Big shoes to fill in Eastham
Don
Heyer, 71, scrunched his lean athletic frame until he was about
a head shorter than Hortense Kelly, whom he was about to replace
as president of the Eastham Hiking Club.
Looking up at Kelly, he told the crowd of 75 hikers gathered yesterday
for a walk in her honor that he hoped, in some way, he could measure
up.
''Even though my feet are bigger than yours, I can never fill your
shoes,'' he told Kelly, who spent 21 years as president.
Possessing a year-round tan, wide-eyed optimism, and a quick and
easy smile, Kelly does not look her 86 years. For many, her good
humor, her unflagging belief in the positive power of exercise,
and the gospel that walking is for everyone, not just the perennially
fit, brought them to the club and kept them coming back even when
life's blows threatened to knock them down.
In 1989, Mary Coleman met Kelly and a friend emerging from a swim
around Eastham's Herring Pond. Coleman, who retired to the Cape
in 1984, had just lost her husband and
was suddenly alone. Kelly convinced her to come to a hiking club
walk, and Coleman has been a steady participant ever since.
''You meet all sorts of interesting people,'' she said. In 1991,
she married a fellow walker, Jim Gaylord.
These weekly walks have become one of life's constants for retirees
on the Outer Cape. Every Wednesday from September to May, Kelly
blows her whistle and takes her position at the head of groups.
They range in size from about 30 to 40 people, and she leads them
down fire roads and along beaches at a pace that is challenging,
but forgiving. She makes it look easy, but hours of research go
into each session, scouting trails, sometimes clearing them, and
studying the local history and geology to make even the necessary
stop to regroup stragglers, entertaining.
Heyer knows how hard that can be. For the past few years, he's
been cataloguing the many walks the group has been on with Kelly,
taking notes while on the trail, looking at maps, writing directions
and re-walking the route himself.
''I know 50 percent now,'' he said.
Margie Gibbs, who has been walking with the hiking club for 14
years, called Kelly ''amazing.'' She remembered when Kelly found
a neglected trail through the Cape Cod National Seashore park and
negotiated with park officials for permission to use it, then cleared
it herself of the poison ivy that clogged parts of the route.

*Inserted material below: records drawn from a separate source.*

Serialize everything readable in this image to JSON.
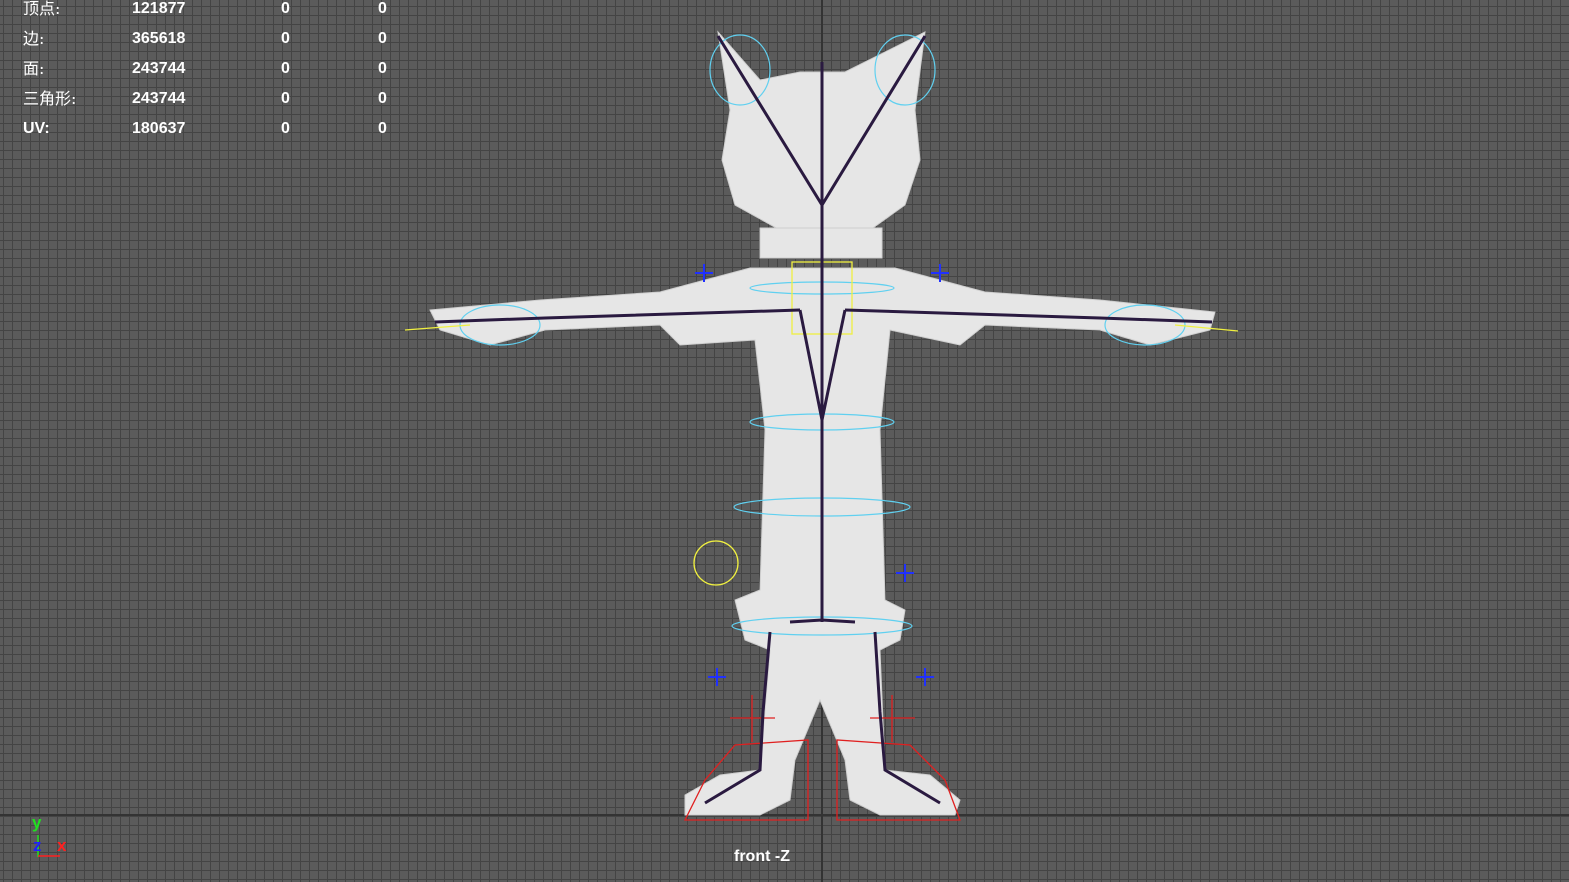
{
  "stats": [
    {
      "label": "顶点:",
      "total": "121877",
      "selected": "0",
      "other": "0"
    },
    {
      "label": "边:",
      "total": "365618",
      "selected": "0",
      "other": "0"
    },
    {
      "label": "面:",
      "total": "243744",
      "selected": "0",
      "other": "0"
    },
    {
      "label": "三角形:",
      "total": "243744",
      "selected": "0",
      "other": "0"
    },
    {
      "label": "UV:",
      "total": "180637",
      "selected": "0",
      "other": "0"
    }
  ],
  "camera_label": "front -Z",
  "axis_gizmo": {
    "y": "y",
    "z": "z",
    "x": "x",
    "colors": {
      "x": "#ff2020",
      "y": "#20e020",
      "z": "#2020ff"
    }
  },
  "colors": {
    "background": "#5b5b5b",
    "grid": "#444444",
    "mesh": "#e8e8e8",
    "joint": "#2a1a40",
    "control": "#60d0f0",
    "selected_control": "#f0f040",
    "ik": "#e02020"
  }
}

Kelly's daughter Wendy said her mother has been contemplating stepping
down from the presidency for years. She wants time to do other things
like yoga. And, her step has slowed enough that fellow walkers routinely
pass her by now.
But she's not hanging up her sensible walking shoes just yet. She
intends to settle back into the pack and talk a little more.
''It's lonely at the front,'' she said while traversing from Doane
Rock to Nauset Light and through many trails before returning to
the Eastham site.
But it wasn't his shoes that worried some in the pack yesterday
about Heyer, a former marathoner, leading hikes.
''He's got great long legs,'' Coleman said.
''He'll have to slow up or hold up ... but he's a good listener,
and can take a hint,'' she said hopefully.